The world of embodiment is the world of Samsara: where the illusion of form and personal identity are the most dense, and suffering is the most intense. Here is the endless cycle of brith, aging, sickness and death. Here vast numbers of life forms, including humans, experience a seemingly endless variety of loss, pain and confusion. Wether in a gilded cage or iron chains, it is an interminable prison, from which escape seems remote. Knowing the Openness and Radiance of the first two worlds, how does the tantric adept behave in the world of mundane form? Beyond the polarities of hope and fear, he acts with fearlessness. Beyond limited self-concern, she acts with compassion and generosity. Enlightenment for the sake of others becomes the guiding principle, transforming the limitations of embodiment.

Chö

In Chö, we enact fearless generosity through infinite offerings. We let go of everything, and give away everything. Turning the physical body into an infinite ocean of nectar—the essence of the purified five elements—it can be transformed into whatever is needed for others. Through offering pleasing sacred objects to Enlightened Beings, they rejoice and grant blessings.

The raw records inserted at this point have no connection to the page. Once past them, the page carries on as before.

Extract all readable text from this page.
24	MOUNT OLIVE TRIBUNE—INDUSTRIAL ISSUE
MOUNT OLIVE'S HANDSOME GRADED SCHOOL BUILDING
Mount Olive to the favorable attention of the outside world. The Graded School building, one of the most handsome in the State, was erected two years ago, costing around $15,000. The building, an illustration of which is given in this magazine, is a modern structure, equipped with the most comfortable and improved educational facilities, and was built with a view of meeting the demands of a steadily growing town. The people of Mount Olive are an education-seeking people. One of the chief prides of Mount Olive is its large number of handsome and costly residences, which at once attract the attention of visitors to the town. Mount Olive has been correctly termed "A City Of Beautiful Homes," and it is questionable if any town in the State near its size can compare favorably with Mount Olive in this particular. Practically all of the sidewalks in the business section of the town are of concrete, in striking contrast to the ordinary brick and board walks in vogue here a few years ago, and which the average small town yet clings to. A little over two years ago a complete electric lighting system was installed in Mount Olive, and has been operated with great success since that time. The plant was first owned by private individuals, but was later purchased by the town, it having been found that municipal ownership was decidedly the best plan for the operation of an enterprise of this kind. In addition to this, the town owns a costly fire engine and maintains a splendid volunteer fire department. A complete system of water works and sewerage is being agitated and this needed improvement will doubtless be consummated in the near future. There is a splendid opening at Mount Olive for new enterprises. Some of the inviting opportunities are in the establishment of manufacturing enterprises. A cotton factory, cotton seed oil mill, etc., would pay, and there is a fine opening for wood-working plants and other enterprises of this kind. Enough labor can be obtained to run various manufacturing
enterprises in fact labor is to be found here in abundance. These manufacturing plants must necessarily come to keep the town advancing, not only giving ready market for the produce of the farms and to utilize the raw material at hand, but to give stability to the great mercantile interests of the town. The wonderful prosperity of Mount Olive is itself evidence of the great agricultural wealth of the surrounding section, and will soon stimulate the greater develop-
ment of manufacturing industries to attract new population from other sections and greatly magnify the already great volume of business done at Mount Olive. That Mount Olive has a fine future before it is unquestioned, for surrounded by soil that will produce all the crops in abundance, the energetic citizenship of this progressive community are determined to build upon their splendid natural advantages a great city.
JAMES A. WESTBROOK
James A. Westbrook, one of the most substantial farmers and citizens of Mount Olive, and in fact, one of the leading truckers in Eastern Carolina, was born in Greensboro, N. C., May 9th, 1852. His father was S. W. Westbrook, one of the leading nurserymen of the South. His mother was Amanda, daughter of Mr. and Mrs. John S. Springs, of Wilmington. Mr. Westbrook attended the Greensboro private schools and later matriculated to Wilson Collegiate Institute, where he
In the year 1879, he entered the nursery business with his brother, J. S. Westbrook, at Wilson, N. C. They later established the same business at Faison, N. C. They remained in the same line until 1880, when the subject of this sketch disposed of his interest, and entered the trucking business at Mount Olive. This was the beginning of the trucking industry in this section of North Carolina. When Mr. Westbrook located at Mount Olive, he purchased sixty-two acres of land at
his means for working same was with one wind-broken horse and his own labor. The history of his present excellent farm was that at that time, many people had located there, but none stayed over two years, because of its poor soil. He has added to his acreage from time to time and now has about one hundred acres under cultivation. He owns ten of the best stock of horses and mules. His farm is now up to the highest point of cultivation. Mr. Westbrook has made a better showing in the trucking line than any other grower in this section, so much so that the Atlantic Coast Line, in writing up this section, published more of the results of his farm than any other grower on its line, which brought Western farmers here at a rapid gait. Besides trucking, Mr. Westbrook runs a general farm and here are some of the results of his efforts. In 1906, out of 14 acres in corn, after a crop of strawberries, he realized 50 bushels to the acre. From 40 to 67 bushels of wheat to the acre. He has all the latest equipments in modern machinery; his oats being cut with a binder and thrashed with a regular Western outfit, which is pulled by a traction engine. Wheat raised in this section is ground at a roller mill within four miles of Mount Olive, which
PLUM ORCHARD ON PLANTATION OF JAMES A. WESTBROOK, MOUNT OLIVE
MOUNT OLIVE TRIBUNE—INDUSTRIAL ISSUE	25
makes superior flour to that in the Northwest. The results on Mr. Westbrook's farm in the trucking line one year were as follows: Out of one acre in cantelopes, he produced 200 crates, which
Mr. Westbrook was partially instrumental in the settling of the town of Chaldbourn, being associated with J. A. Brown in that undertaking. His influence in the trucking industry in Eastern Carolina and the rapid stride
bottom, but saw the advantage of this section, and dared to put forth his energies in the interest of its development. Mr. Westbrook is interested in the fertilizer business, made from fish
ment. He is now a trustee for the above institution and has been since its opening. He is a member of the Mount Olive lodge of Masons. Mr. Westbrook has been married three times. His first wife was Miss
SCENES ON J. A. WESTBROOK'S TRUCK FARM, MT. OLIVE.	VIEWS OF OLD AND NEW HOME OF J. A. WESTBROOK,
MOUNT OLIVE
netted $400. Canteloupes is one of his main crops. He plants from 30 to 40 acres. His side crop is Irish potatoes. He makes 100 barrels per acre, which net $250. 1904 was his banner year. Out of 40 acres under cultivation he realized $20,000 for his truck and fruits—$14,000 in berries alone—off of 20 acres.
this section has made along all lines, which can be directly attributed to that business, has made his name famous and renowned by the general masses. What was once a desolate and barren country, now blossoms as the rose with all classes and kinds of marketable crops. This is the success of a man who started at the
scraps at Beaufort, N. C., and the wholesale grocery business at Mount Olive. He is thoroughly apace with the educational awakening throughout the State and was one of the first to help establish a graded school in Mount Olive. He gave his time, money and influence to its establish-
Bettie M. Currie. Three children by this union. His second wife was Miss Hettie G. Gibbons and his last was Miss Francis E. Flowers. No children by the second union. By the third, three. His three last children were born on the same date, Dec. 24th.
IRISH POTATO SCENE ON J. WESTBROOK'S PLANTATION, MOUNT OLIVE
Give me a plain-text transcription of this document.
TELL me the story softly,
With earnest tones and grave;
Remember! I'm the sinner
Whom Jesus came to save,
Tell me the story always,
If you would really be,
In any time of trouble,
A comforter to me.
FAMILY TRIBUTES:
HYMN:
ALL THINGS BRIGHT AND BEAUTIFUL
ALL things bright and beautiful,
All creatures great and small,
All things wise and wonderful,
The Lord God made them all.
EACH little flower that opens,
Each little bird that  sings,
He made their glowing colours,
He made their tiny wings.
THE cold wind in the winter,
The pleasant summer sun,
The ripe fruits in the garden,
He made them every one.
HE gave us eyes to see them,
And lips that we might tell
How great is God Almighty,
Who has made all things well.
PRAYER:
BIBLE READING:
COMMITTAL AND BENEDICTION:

Offering beauty and bliss to Dakinis and archetypal Energy Beings, we receive spiritual power. Offering to Guardians, we are given protection. Offering to sentient beings, they are relieved of suffering and we accumulate great positive karma. Offering to demons and the vast horde of our karmic debtors, we purify oceans of negative karma and obstacles. And by giving all away, we come full circle, experiencing our original open and luminous nature.

Music

Passages from the Body Offering (LuJin) of Dudjom Lingpa.